I personally prefer the embossing medium because it is just the right texture, but I have been known to use spackling paste when I run out of embossing medium.
If I am using the patching plaster, I typically give it a minute or two to set up before I run my rubber roller through the plaster to let it harden up just a bit.
You can use your Bondo blade to scoop out some product and put it onto a paper plate.
It is always a good idea to practice first on a piece of wood until you get the hang of it.
Next you will load up the Bondo blade with product and start spreading on the top of the piece, pulling as you go.
It will take a few pulls down the piece to fully cover the top with plaster.
Continue to smooth it by adding plaster and pulling smoothly down the piece.
Line up the roller by slightly overlapping the last pull and roll to the end until you have the whole piece covered.

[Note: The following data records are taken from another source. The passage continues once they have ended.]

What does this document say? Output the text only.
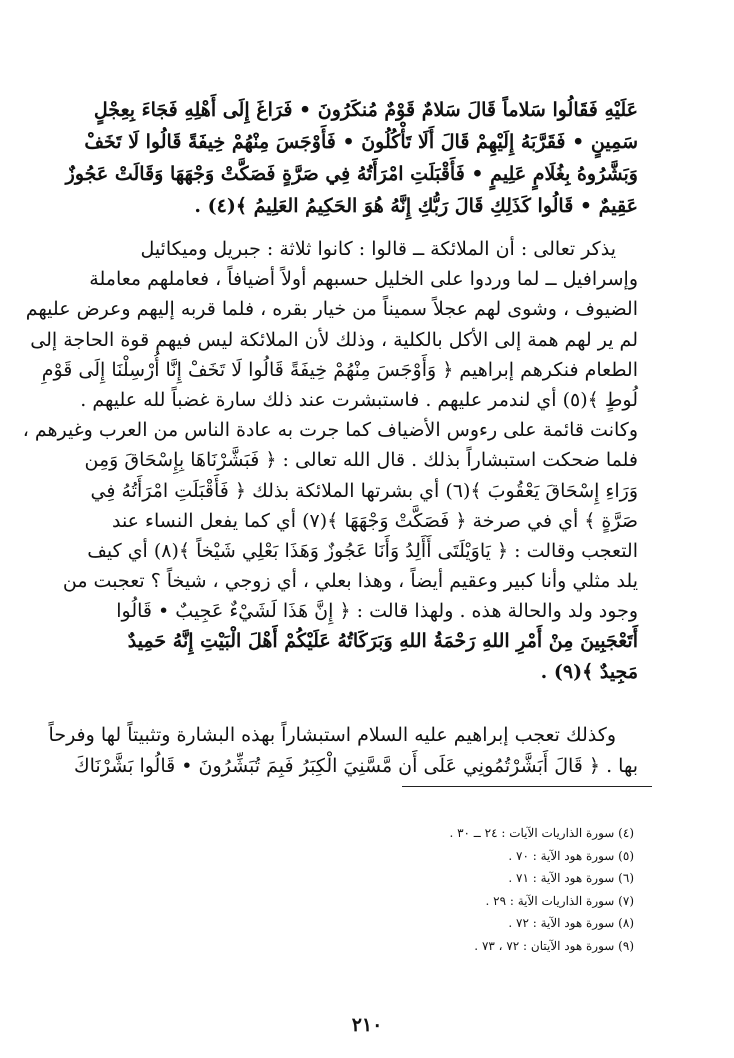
عَلَيْهِ فَقَالُوا سَلاماً قَالَ سَلامٌ قَوْمٌ مُنكَرُونَ • فَرَاغَ إِلَى أَهْلِهِ فَجَاءَ بِعِجْلٍ
سَمِينٍ • فَقَرَّبَهُ إِلَيْهِمْ قَالَ أَلَا تَأْكُلُونَ • فَأَوْجَسَ مِنْهُمْ خِيفَةً قَالُوا لَا تَخَفْ
وَبَشَّرُوهُ بِغُلَامٍ عَلِيمٍ • فَأَقْبَلَتِ امْرَأَتُهُ فِي صَرَّةٍ فَصَكَّتْ وَجْهَهَا وَقَالَتْ عَجُوزٌ
عَقِيمٌ • قَالُوا كَذَلِكِ قَالَ رَبُّكِ إِنَّهُ هُوَ الحَكِيمُ العَلِيمُ ﴾(٤) .
يذكر تعالى : أن الملائكة ــ قالوا : كانوا ثلاثة : جبريل وميكائيل
وإسرافيل ــ لما وردوا على الخليل حسبهم أولاً أضيافاً ، فعاملهم معاملة
الضيوف ، وشوى لهم عجلاً سميناً من خيار بقره ، فلما قربه إليهم وعرض عليهم
لم ير لهم همة إلى الأكل بالكلية ، وذلك لأن الملائكة ليس فيهم قوة الحاجة إلى
الطعام فنكرهم إبراهيم ﴿ وَأَوْجَسَ مِنْهُمْ خِيفَةً قَالُوا لَا تَخَفْ إِنَّا أُرْسِلْنَا إِلَى قَوْمِ
لُوطٍ ﴾(٥) أي لندمر عليهم . فاستبشرت عند ذلك سارة غضباً لله عليهم .
وكانت قائمة على رءوس الأضياف كما جرت به عادة الناس من العرب وغيرهم ،
فلما ضحكت استبشاراً بذلك . قال الله تعالى : ﴿ فَبَشَّرْنَاهَا بِإِسْحَاقَ وَمِن
وَرَاءِ إِسْحَاقَ يَعْقُوبَ ﴾(٦) أي بشرتها الملائكة بذلك ﴿ فَأَقْبَلَتِ امْرَأَتُهُ فِي
صَرَّةٍ ﴾ أي في صرخة ﴿ فَصَكَّتْ وَجْهَهَا ﴾(٧) أي كما يفعل النساء عند
التعجب وقالت : ﴿ يَاوَيْلَتَى أَأَلِدُ وَأَنَا عَجُوزٌ وَهَذَا بَعْلِي شَيْخاً ﴾(٨) أي كيف
يلد مثلي وأنا كبير وعقيم أيضاً ، وهذا بعلي ، أي زوجي ، شيخاً ؟ تعجبت من
وجود ولد والحالة هذه . ولهذا قالت : ﴿ إِنَّ هَذَا لَشَيْءٌ عَجِيبٌ • قَالُوا
أَتَعْجَبِينَ مِنْ أَمْرِ اللهِ رَحْمَةُ اللهِ وَبَرَكَاتُهُ عَلَيْكُمْ أَهْلَ الْبَيْتِ إِنَّهُ حَمِيدٌ
مَجِيدٌ ﴾(٩) .
وكذلك تعجب إبراهيم عليه السلام استبشاراً بهذه البشارة وتثبيتاً لها وفرحاً
بها . ﴿ قَالَ أَبَشَّرْتُمُونِي عَلَى أَن مَّسَّنِيَ الْكِبَرُ فَبِمَ تُبَشِّرُونَ • قَالُوا بَشَّرْنَاكَ
(٤) سورة الذاريات الآيات : ٢٤ ــ ٣٠ .
(٥) سورة هود الآية : ٧٠ .
(٦) سورة هود الآية : ٧١ .
(٧) سورة الذاريات الآية : ٢٩ .
(٨) سورة هود الآية : ٧٢ .
(٩) سورة هود الآيتان : ٧٢ ، ٧٣ .
٢١٠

If you slip and smear the design don’t even worry about it.
Take your Bondo blade and smooth out that section and re-roll it again.
Now the easy part…let your piece dry for a few hours or even better over-night.

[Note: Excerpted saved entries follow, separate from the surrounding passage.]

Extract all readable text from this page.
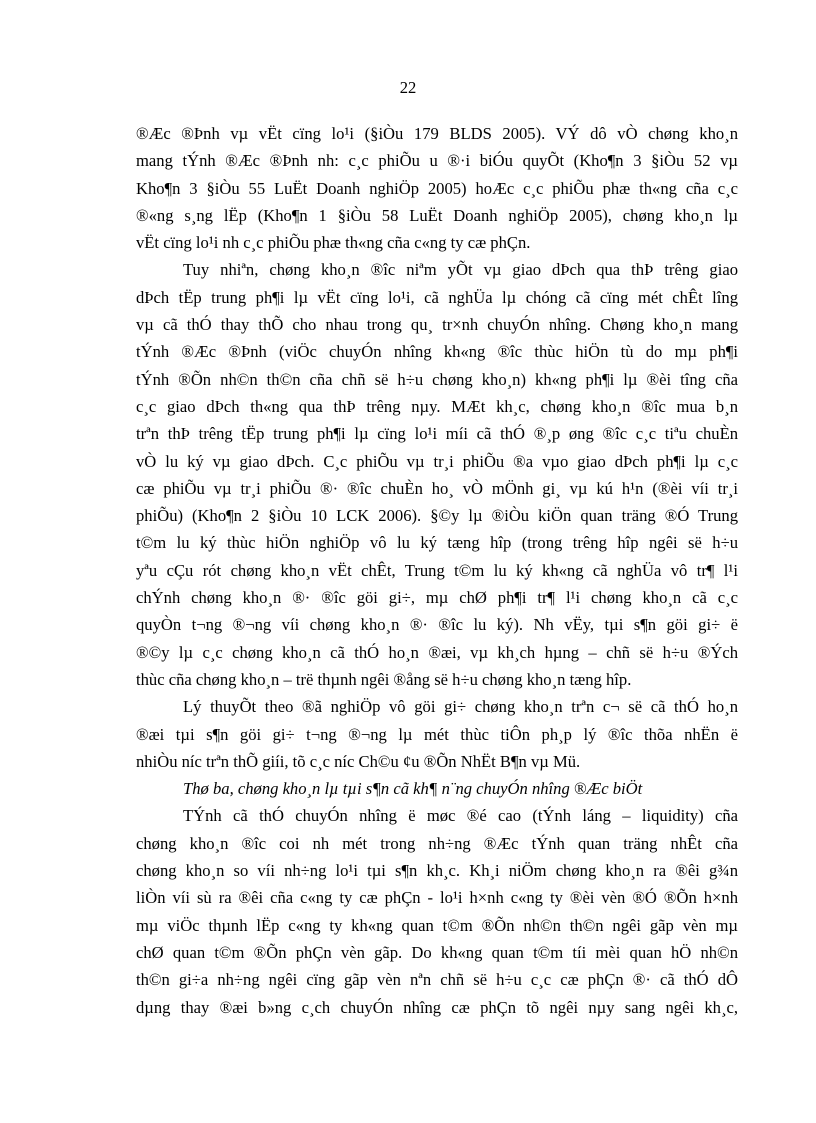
22
®Æc ®Þnh vµ vËt cïng lo¹i (§iÒu 179 BLDS 2005). VÝ dô vÒ chøng kho¸n
mang tÝnh ®Æc ®Þnh nh: c¸c phiÕu u ®·i biÓu quyÕt (Kho¶n 3 §iÒu 52 vµ
Kho¶n 3 §iÒu 55 LuËt Doanh nghiÖp 2005) hoÆc c¸c phiÕu phæ th«ng cña c¸c
®«ng s¸ng lËp (Kho¶n 1 §iÒu 58 LuËt Doanh nghiÖp 2005), chøng kho¸n lµ
vËt cïng lo¹i nh c¸c phiÕu phæ th«ng cña c«ng ty cæ phÇn.
Tuy nhiªn, chøng kho¸n ®îc niªm yÕt vµ giao dÞch qua thÞ trêng giao
dÞch tËp trung ph¶i lµ vËt cïng lo¹i, cã nghÜa lµ chóng cã cïng mét chÊt lîng
vµ cã thÓ thay thÕ cho nhau trong qu¸ tr×nh chuyÓn nhîng. Chøng kho¸n mang
tÝnh ®Æc ®Þnh (viÖc chuyÓn nhîng kh«ng ®îc thùc hiÖn tù do mµ ph¶i
tÝnh ®Õn nh©n th©n cña chñ së h÷u chøng kho¸n) kh«ng ph¶i lµ ®èi tîng cña
c¸c giao dÞch th«ng qua thÞ trêng nµy. MÆt kh¸c, chøng kho¸n ®îc mua b¸n
trªn thÞ trêng tËp trung ph¶i lµ cïng lo¹i míi cã thÓ ®¸p øng ®îc c¸c tiªu chuÈn
vÒ lu ký vµ giao dÞch. C¸c phiÕu vµ tr¸i phiÕu ®a vµo giao dÞch ph¶i lµ c¸c
cæ phiÕu vµ tr¸i phiÕu ®· ®îc chuÈn ho¸ vÒ mÖnh gi¸ vµ kú h¹n (®èi víi tr¸i
phiÕu) (Kho¶n 2 §iÒu 10 LCK 2006). §©y lµ ®iÒu kiÖn quan träng ®Ó Trung
t©m lu ký thùc hiÖn nghiÖp vô lu ký tæng hîp (trong trêng hîp ngêi së h÷u
yªu cÇu rót chøng kho¸n vËt chÊt, Trung t©m lu ký kh«ng cã nghÜa vô tr¶ l¹i
chÝnh chøng kho¸n ®· ®îc göi gi÷, mµ chØ ph¶i tr¶ l¹i chøng kho¸n cã c¸c
quyÒn t¬ng ®¬ng víi chøng kho¸n ®· ®îc lu ký). Nh vËy, tµi s¶n göi gi÷ ë
®©y lµ c¸c chøng kho¸n cã thÓ ho¸n ®æi, vµ kh¸ch hµng – chñ së h÷u ®Ých
thùc cña chøng kho¸n – trë thµnh ngêi ®ång së h÷u chøng kho¸n tæng hîp.
Lý thuyÕt theo ®ã nghiÖp vô göi gi÷ chøng kho¸n trªn c¬ së cã thÓ ho¸n
®æi tµi s¶n göi gi÷ t¬ng ®¬ng lµ mét thùc tiÔn ph¸p lý ®îc thõa nhËn ë
nhiÒu níc trªn thÕ giíi, tõ c¸c níc Ch©u ¢u ®Õn NhËt B¶n vµ Mü.
Thø ba, chøng kho¸n lµ tµi s¶n cã kh¶ n¨ng chuyÓn nhîng ®Æc biÖt
TÝnh cã thÓ chuyÓn nhîng ë møc ®é cao (tÝnh láng – liquidity) cña
chøng kho¸n ®îc coi nh mét trong nh÷ng ®Æc tÝnh quan träng nhÊt cña
chøng kho¸n so víi nh÷ng lo¹i tµi s¶n kh¸c. Kh¸i niÖm chøng kho¸n ra ®êi g¾n
liÒn víi sù ra ®êi cña c«ng ty cæ phÇn - lo¹i h×nh c«ng ty ®èi vèn ®Ó ®Õn h×nh
mµ viÖc thµnh lËp c«ng ty kh«ng quan t©m ®Õn nh©n th©n ngêi gãp vèn mµ
chØ quan t©m ®Õn phÇn vèn gãp. Do kh«ng quan t©m tíi mèi quan hÖ nh©n
th©n gi÷a nh÷ng ngêi cïng gãp vèn nªn chñ së h÷u c¸c cæ phÇn ®· cã thÓ dÔ
dµng thay ®æi b»ng c¸ch chuyÓn nhîng cæ phÇn tõ ngêi nµy sang ngêi kh¸c,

You may want to wear a dust mask when you do your sanding or use a vacuum to suck up the dust as you sand.
You need to do the sanding by hand so that you don’t end up sanding off your whole design.
While sanding just knock down any sharp peaks and smooth it out a little.
Don’t be too aggressive with your sanding because you want the little dimples to remain.
Now you will put your second coat on the base of your piece if it needs it or do any touch up.
I also cover my plaster top with a dark color like black or dark blue or teal.
Let the paint dry for the recommended time for the paint that you used.
After the paint is dry it is time to seal the paint on the base and even on the top of the piece.
Use the type of sealer that is recommended for the paint that you used.
I like to use American Paint’s topcoat for this step, but you can use any water-based poly product.
Now the fun part!
Using the metallic paints and metallic micas that you choose for the top start dabbing and swirling the metallic colors across the top.
You can use stiff brushes and or sponges to dab and spread the materials.
I usually start with some mica mixed with a poly product first and then move to the metallic paint.
You will have to use your own judgement with this process.
I like to put a similar color glaze all over my faux projects because it gives it a very smooth elegant look.
For this one I used a deep dark black glaze over the black paint.
On the top I used a deep copper with hints of bronze on the top of the plaster treatment.
Adding the glaze on the top not only gives it a beautiful sheen but it also helps seal the finish.
When using glaze, you need to let it dry completely before putting anything back on top of the table.
Follow the instructions for dry time on the glaze that you use so that you don’t end up ruining the finish.
If you want a really durable surface you can add a few coats of a water-based poly once the glaze is completely dry.
If your piece has hardware, you can put it back on as is or you can up-style the hardware by painting it or putting on brand new hardware.
It is amazing what new hardware will do for a piece.
Once your piece is completely dry you can display your beautiful treasures on top of your new glamorous piece.
Make sure to only use a damp rag to dust the surface and use coasters for drinks like you would with any nice piece of furniture.
I hope you have enjoyed this tutorial about how to transform a dumpster find into a glamorous treasure.